We have implemented our dense 3D reconstruction using Matlab. We crop the upper and lower 2 % of the depth map.

3.1 Depth Map Results

Figure 6.7 presents the depth map of the input images in Fig. 6.2. Figure 6.8 shows an additional example and result.

Fig. 6.7
figure 7

The depth map results of the input images in Fig. 6.2. The red values means far and blue means near

Fig. 6.8
figure 8

An additional result. The red values means far and blue means near

3.2 3D Results

Since we assume the camera is calibrated, we can compute the normalized coordinate for each pixel. As we multiply the depth value to the normalized coordinate, we achieve the 3D values for each pixel (Fig. 6.9).

Fig. 6.9
figure 9

The final dense 3D from two different views of the example in Fig. 6.4. The depth map clearly shows the depth discontinuities between the girl and bush and continuities in the grass and bush. The horizontal rotation and vertical elevation in degrees are a −45 and 20, and b 60 and −10 respectively

3.3 Evaluation

We evaluate the accuracy of our 3D using the Middlebury stereo datasets at http://vision.middlebury.edu/stereo/data/ [6]. Although the datasets are rectified, we do not rely on the fact that there is no rotation between the left and right cameras. The Middlebury stereo datasets provide the ground-truth disparities from a structured-lighting approach. We convert our depth map into disparity map using the following equation.

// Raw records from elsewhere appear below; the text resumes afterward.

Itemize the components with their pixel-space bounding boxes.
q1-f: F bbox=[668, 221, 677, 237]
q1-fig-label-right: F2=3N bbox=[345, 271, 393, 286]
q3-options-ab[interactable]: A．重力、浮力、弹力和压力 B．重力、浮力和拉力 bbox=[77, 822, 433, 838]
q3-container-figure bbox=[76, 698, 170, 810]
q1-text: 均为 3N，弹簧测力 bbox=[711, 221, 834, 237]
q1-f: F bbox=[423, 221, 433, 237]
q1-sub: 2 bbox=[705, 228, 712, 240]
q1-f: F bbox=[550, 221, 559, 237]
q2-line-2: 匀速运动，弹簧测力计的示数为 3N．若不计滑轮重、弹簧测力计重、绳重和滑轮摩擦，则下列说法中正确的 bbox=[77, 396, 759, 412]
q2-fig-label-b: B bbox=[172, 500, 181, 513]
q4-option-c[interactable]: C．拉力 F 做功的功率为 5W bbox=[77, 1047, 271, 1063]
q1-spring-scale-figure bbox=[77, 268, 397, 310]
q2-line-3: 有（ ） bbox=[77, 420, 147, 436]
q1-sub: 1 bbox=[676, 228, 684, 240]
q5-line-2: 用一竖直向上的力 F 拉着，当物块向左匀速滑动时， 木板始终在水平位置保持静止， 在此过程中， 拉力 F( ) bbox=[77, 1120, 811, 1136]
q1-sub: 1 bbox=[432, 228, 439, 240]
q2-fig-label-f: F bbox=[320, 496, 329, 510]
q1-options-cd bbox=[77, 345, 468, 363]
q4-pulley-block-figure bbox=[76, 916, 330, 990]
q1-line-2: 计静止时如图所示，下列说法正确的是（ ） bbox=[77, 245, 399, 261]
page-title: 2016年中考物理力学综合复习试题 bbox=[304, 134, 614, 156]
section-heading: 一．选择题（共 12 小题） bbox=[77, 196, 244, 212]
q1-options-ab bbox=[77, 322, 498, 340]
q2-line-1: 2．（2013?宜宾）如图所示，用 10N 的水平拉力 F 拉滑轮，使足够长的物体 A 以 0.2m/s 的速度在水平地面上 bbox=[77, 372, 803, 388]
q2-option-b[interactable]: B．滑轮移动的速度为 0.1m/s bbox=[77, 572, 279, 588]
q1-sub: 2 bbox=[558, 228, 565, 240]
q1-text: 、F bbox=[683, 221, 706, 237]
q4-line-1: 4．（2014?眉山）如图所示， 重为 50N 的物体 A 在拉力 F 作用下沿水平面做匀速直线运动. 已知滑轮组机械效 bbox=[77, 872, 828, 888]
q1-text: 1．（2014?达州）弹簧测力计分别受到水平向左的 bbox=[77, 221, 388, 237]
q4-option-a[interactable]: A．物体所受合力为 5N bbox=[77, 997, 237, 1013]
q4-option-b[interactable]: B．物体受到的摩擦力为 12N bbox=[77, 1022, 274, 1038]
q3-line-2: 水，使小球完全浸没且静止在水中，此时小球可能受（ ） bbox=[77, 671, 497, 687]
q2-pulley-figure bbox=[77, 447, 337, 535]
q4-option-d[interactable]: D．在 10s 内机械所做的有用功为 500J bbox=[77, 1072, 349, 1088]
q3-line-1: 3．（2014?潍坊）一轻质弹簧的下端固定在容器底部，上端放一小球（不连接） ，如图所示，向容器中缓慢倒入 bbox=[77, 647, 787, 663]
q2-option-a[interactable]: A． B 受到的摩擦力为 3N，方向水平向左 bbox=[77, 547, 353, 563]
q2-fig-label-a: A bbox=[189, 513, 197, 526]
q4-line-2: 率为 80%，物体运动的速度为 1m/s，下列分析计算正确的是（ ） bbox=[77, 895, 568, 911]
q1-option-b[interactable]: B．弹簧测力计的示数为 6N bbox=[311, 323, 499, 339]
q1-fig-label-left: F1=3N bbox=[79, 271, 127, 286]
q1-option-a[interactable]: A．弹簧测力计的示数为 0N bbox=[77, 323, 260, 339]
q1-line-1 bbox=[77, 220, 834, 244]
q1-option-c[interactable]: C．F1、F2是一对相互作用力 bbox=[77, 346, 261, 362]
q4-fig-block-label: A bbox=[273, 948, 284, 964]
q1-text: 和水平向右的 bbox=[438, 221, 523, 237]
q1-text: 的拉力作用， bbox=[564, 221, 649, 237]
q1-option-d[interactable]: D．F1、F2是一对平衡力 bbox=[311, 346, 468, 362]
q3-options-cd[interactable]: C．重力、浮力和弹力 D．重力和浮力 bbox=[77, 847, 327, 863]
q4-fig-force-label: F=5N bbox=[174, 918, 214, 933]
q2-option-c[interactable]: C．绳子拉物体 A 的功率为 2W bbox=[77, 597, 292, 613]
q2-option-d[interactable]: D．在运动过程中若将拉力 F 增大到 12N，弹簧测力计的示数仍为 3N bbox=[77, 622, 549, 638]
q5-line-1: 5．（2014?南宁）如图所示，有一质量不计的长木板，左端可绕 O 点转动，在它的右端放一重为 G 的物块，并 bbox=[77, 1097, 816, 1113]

Conversion between depth and disparity:

$$Depth = \frac{focal \, length}{disparity}$$
(6.2)

Figures 6.10 and 6.11 show the results. They present that the corresponding disparity map from our 3D is very close to the ground-truth.

Fig. 6.10
figure 10

Evaluation results. a Left image, b right image, c ground-truth disparities, d our result, e disparity differences, f pixels with less than 3 pixel disparity error, and g pixels with less than 1 pixel disparity error. 92 % pixels have less than a 3 pixel-error, and 85 % pixels have less than a 1 pixel-error. The median error ratio is 4.2 %

Fig. 6.11
figure 11

More evaluation results. a Left image, b right image, c ground-truth disparities, d our result, e disparity differences, f pixels with less than 3 pixel disparity error, and g pixels with less than 1 pixel disparity error. 91 % pixels have less than a 3 pixel-error, and 72 % pixels have less than a 1 pixel-error. The median error ratio is 1.9 %

In Fig. 6.10, 92 % pixels have less than a 3 pixel-error, and 85 % pixels have less than a 1 pixel-error. The median error ratio is 4.2 %. In Fig. 6.11, 91 % pixels have less than a 3 pixel-error, and 72 % pixels have less than a 1 pixel-error. The median error ratio is 1.9 %.

4 Conclusion

This paper introduces a new approach to reconstructing a dense 3D from a sparse 3D. Given a pair of non-rectified images, we estimate sparse depth values at corners and propagate the 3D information to the neighboring pixels using a plane-fitting and edge-preserving smoothing. Our assumption is that depth is piece-wise smooth and particularly smooth where colors are similar. We verify the accuracy of our 3D using the ground-truth disparity maps.

We envision that the resulting dense 3D reconstruction will be of benefit to the security services and media production markets.